Seeing the musical again three and a half decades later at the Berkshire Theatre Festival, I have to say it's relatively witless. Blithe Spirit isn't among Coward's best plays, despite its inflated reputation, but the few alterations adapters Hugh Martin and Timothy Gray make to the original, like the ending, are worse -- errors in judgment. The score by Martin and Gray has one lovely ballad, "If I Gave You," one pleasing up-tempo duet, "I Know Your Heart," and nothing else of distinction. But I really don't think the show can be half as bad as Larry Carpenter's clunker of a production for the Berkshire Theatre Festival makes it seem. Carpenter's main contribution to High Spirits is to back the four principals -- Casey Biggs as the writer, Charles Condomine; Tamara Tunie as Elvira; Mary Lou Rosato as Madame Arcati; and Lauren Mitchell as Charles's present wife, Ruth -- with half a dozen spectral presences who drift awkwardly around James Noone's threadbare set, adding exactly nothing to the dramatic proceedings. And the ersatz-'40s scat-and-close-harmony arrangements (by Lawrence Yurman) of the songs the characters are asked to sing add just about the same to the musical experience of the evening.

Lindsay W. Davis's costumes are failed high camp. His notion is that everyone beyond the reaches of the mortal world is reborn in some combo of white and gold, but I don't understand why one of the "Heavenly Host" wears a beret polka-dotted with what looks like gold-dipped absorbent cotton, or why another one is decked out in a kind of abbreviated farthingale with a hat that suggests a white nest with gold eggs half-concealed in it. Elvira wears a gold hooded cape with a silver Marie Antoinette gown that cuts off below the waist to reveal a pair of gold toreador pants like Slinky toys. These must be the most hideous clothes I've ever seen on a stage -- though I'd be lying if I said they didn't hold my attention.

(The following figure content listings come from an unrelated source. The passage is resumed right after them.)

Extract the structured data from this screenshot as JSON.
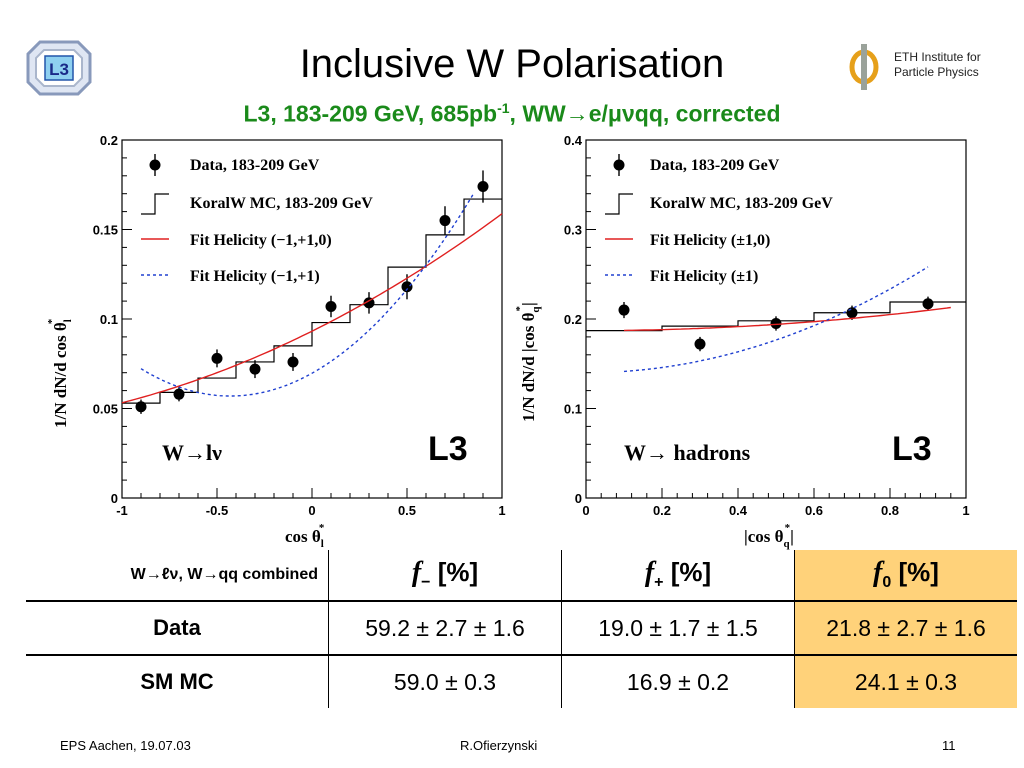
{
  "slide": {
    "title": "Inclusive W Polarisation",
    "subtitle_main": "L3, 183-209 GeV, 685pb",
    "subtitle_sup": "-1",
    "subtitle_rest": ", WW→e/μνqq, corrected",
    "eth_line1": "ETH Institute for",
    "eth_line2": "Particle Physics",
    "l3_logo_text": "L3"
  },
  "chart_data": [
    {
      "type": "scatter",
      "xlabel_main": "cos θ",
      "xlabel_sub": "l",
      "xlabel_sup": "*",
      "ylabel": "1/N dN/d cos θ",
      "ylabel_sub": "l",
      "ylabel_sup": "*",
      "xlim": [
        -1,
        1
      ],
      "ylim": [
        0,
        0.2
      ],
      "xticks": [
        "-1",
        "-0.5",
        "0",
        "0.5",
        "1"
      ],
      "yticks": [
        "0",
        "0.05",
        "0.1",
        "0.15",
        "0.2"
      ],
      "process_label": "W→lν",
      "experiment_label": "L3",
      "legend": {
        "position": "top-left",
        "data": "Data, 183-209 GeV",
        "mc": "KoralW MC, 183-209 GeV",
        "fit_red": "Fit Helicity (−1,+1,0)",
        "fit_blue": "Fit Helicity (−1,+1)"
      },
      "series": [
        {
          "name": "Data, 183-209 GeV",
          "kind": "points",
          "x": [
            -0.9,
            -0.7,
            -0.5,
            -0.3,
            -0.1,
            0.1,
            0.3,
            0.5,
            0.7,
            0.9
          ],
          "y": [
            0.051,
            0.058,
            0.078,
            0.072,
            0.076,
            0.107,
            0.109,
            0.118,
            0.155,
            0.174
          ],
          "err": [
            0.004,
            0.004,
            0.005,
            0.005,
            0.005,
            0.006,
            0.006,
            0.007,
            0.008,
            0.009
          ]
        },
        {
          "name": "KoralW MC, 183-209 GeV",
          "kind": "hist",
          "edges": [
            -1,
            -0.8,
            -0.6,
            -0.4,
            -0.2,
            0,
            0.2,
            0.4,
            0.6,
            0.8,
            1
          ],
          "values": [
            0.053,
            0.059,
            0.067,
            0.076,
            0.085,
            0.098,
            0.108,
            0.129,
            0.147,
            0.167
          ]
        },
        {
          "name": "Fit Helicity (−1,+1,0)",
          "kind": "curve",
          "color": "#e02020",
          "coef": [
            0.0932,
            0.0528,
            0.0128
          ]
        },
        {
          "name": "Fit Helicity (−1,+1)",
          "kind": "curve",
          "color": "#2040d0",
          "dashed": true,
          "coef": [
            0.0697,
            0.0593,
            0.069
          ],
          "xrange": [
            -0.9,
            0.85
          ]
        }
      ]
    },
    {
      "type": "scatter",
      "xlabel_main": "|cos θ",
      "xlabel_sub": "q",
      "xlabel_sup": "*",
      "xlabel_end": "|",
      "ylabel": "1/N dN/d |cos θ",
      "ylabel_sub": "q",
      "ylabel_sup": "*",
      "ylabel_end": "|",
      "xlim": [
        0,
        1
      ],
      "ylim": [
        0,
        0.4
      ],
      "xticks": [
        "0",
        "0.2",
        "0.4",
        "0.6",
        "0.8",
        "1"
      ],
      "yticks": [
        "0",
        "0.1",
        "0.2",
        "0.3",
        "0.4"
      ],
      "process_label": "W→ hadrons",
      "experiment_label": "L3",
      "legend": {
        "position": "top-left",
        "data": "Data, 183-209 GeV",
        "mc": "KoralW MC, 183-209 GeV",
        "fit_red": "Fit Helicity (±1,0)",
        "fit_blue": "Fit Helicity (±1)"
      },
      "series": [
        {
          "name": "Data, 183-209 GeV",
          "kind": "points",
          "x": [
            0.1,
            0.3,
            0.5,
            0.7,
            0.9
          ],
          "y": [
            0.21,
            0.172,
            0.195,
            0.207,
            0.217
          ],
          "err": [
            0.009,
            0.008,
            0.008,
            0.008,
            0.008
          ]
        },
        {
          "name": "KoralW MC, 183-209 GeV",
          "kind": "hist",
          "edges": [
            0,
            0.2,
            0.4,
            0.6,
            0.8,
            1
          ],
          "values": [
            0.187,
            0.192,
            0.198,
            0.207,
            0.219
          ]
        },
        {
          "name": "Fit Helicity (±1,0)",
          "kind": "curve",
          "color": "#e02020",
          "coef": [
            0.187,
            0.0,
            0.028
          ],
          "xrange": [
            0.1,
            0.96
          ]
        },
        {
          "name": "Fit Helicity (±1)",
          "kind": "curve",
          "color": "#2040d0",
          "dashed": true,
          "coef": [
            0.14,
            0.0,
            0.146
          ],
          "xrange": [
            0.1,
            0.9
          ]
        }
      ]
    }
  ],
  "table": {
    "corner_label": "W→ℓν, W→qq  combined",
    "headers": [
      {
        "sym": "f",
        "sub": "−",
        "unit": " [%]"
      },
      {
        "sym": "f",
        "sub": "+",
        "unit": " [%]"
      },
      {
        "sym": "f",
        "sub": "0",
        "unit": " [%]"
      }
    ],
    "rows": [
      {
        "label": "Data",
        "cells": [
          "59.2 ± 2.7 ± 1.6",
          "19.0 ± 1.7 ± 1.5",
          "21.8 ± 2.7 ± 1.6"
        ]
      },
      {
        "label": "SM MC",
        "cells": [
          "59.0 ± 0.3",
          "16.9 ± 0.2",
          "24.1 ± 0.3"
        ]
      }
    ]
  },
  "footer": {
    "left": "EPS Aachen, 19.07.03",
    "center": "R.Ofierzynski",
    "page": "11"
  },
  "colors": {
    "subtitle": "#1a8a1a",
    "highlight": "#ffd27a",
    "fit_red": "#e02020",
    "fit_blue": "#2040d0"
  }
}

The four leading performers try very hard to bring some style to the production -- especially Lauren Mitchell, whose Ruth is a brittle stringbean of a woman who handles a cigarette as if it were a wand. Mary Lou Rosato works up quite a sweat: her Arcati is in the horsy-English mold of Margaret Rutherford, who played the dotty diviner in David Lean's 1945 film of the Coward play, only twice as manic. Neither of these women is successful, finally, and the same is true of Tamara Tunie and Casey Biggs, but I don't think any of the actors should bear the blame for the disaster, since Carpenter appears to have no more idea how to direct them than he has a notion of how to stage the ghost-chorus people. The show's single virtue is that it's completely consistent: not one single moment in it works.